Ginny haussa les épaules.

— Je suis aux premières loges pour tous les scoops. Bienvenue à Lion’s Bay, monsieur l’agent.

— Marshal, corrigea-t-il, reportant ensuite son attention sur le menu. Merci.

— Comment ça va ? demanda Darcy à Ginny sur un ton familier.

— Mieux. Je viens de faire installer un nouveau système de sécurité. Un détecteur de chaleur censé alerter la compagnie en cas de pépin. En plus, j’ai fait vérifier l’état de mon alarme incendie il y a quelques jours. (D’un geste, Ginny indiqua l’énorme dispositif visible depuis le passe-plat de la cuisine.) Tim dit pour plaisanter que si jamais le snack brûle, il profitera de l’argent de l’assurance pour prendre sa retraite. Cette petite remarque lui a valu de dormir sur le canapé cette nuit. Autant te dire que ça ne m’a pas fait rire du tout.

— Oh, Ginny, je suis désolée. Je…

Jared l’interrompit.

— Bonne initiative Ginny. Vous avez pris toutes les précautions nécessaires. Si vos hamburgers sont aussi bons que votre sens de la prévoyance, je vous en commanderai un double.

Son compliment arracha un sourire à la propriétaire des lieux.

— Pour un homme bien charpenté comme vous, il n’en faut pas moins.

— Des suggestions ?

— Tout dépend. Vous aimez les plats pimentés ou doux ?

— Les deux. Et j’ai une faim de loup.

— Alors pour vous ce sera un double cheeseburger BLT avec des frites. Vous voulez toutes les garnitures ?

— Oui. Et deux milk-shakes pour l’inspectrice Michaels. Le parfum qui lui plaira. Le tout à emporter.

Jared paya l’addition, chassant d’un geste de la main le billet de cinq dollars que Darcy lui tendait.
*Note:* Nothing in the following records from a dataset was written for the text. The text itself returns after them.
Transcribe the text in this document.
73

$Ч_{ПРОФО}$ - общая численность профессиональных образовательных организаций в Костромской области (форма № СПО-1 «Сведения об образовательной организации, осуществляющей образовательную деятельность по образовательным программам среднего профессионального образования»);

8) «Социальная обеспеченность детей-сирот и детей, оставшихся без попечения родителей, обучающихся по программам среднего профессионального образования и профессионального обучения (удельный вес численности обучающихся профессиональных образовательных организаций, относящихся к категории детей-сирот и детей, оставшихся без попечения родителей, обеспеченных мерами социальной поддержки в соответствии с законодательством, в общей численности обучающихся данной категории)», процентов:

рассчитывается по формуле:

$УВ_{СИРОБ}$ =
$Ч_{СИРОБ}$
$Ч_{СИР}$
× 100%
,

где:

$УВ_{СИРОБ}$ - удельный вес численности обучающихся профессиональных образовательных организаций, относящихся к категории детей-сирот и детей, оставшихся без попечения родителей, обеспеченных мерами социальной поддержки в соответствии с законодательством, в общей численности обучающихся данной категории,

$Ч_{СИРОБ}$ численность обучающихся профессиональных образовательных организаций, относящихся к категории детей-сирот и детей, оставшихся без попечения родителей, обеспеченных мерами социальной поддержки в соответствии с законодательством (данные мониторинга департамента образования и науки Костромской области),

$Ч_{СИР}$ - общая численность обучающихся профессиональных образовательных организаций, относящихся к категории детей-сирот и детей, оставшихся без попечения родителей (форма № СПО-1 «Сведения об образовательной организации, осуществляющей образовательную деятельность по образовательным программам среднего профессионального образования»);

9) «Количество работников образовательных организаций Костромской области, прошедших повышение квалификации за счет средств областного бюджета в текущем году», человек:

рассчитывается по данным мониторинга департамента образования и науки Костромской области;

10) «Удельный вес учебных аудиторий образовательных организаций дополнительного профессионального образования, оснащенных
Ginny referma la caisse et s’éloigna pour aller préparer les milk-shakes. Darcy resta plantée là, l’air morose. Jared l’invita à s’installer sur une banquette rouge vinyle près de la vitrine.

— Dites-moi, les agents fédéraux sont souvent appelés en renfort à Lion’s Bay ?

Elle arqua un sourcil et le scruta sans un mot. L’homme des cavernes qui sommeillait en lui décida de relever le défi qu’elle semblait lui lancer. Décidément, cela faisait des lustres qu’une femme n’avait pas piqué son intérêt à ce point.

Elle n’avait pas l’air commode, et tant mieux d’ailleurs. Car quand il s’étendrait sur elle, il n’aurait pas l’intention d’y aller de main morte…

Merde. Qu’est-ce qui lui prenait ? Il fallait vraiment qu’il se reprenne. Il jouait avec le feu.

— Ils ne sont venus qu’une seule fois, répondit-elle.

— Quand ça ?

— Il y a trois ans.

— Pourquoi ?

Elle hésita une seconde ; Jared tiqua.

— Un meurtre. Une habitante qui s’était fait assassiner.

— Et pourquoi cette affaire a-t-elle nécessité l’intervention des Fédéraux ?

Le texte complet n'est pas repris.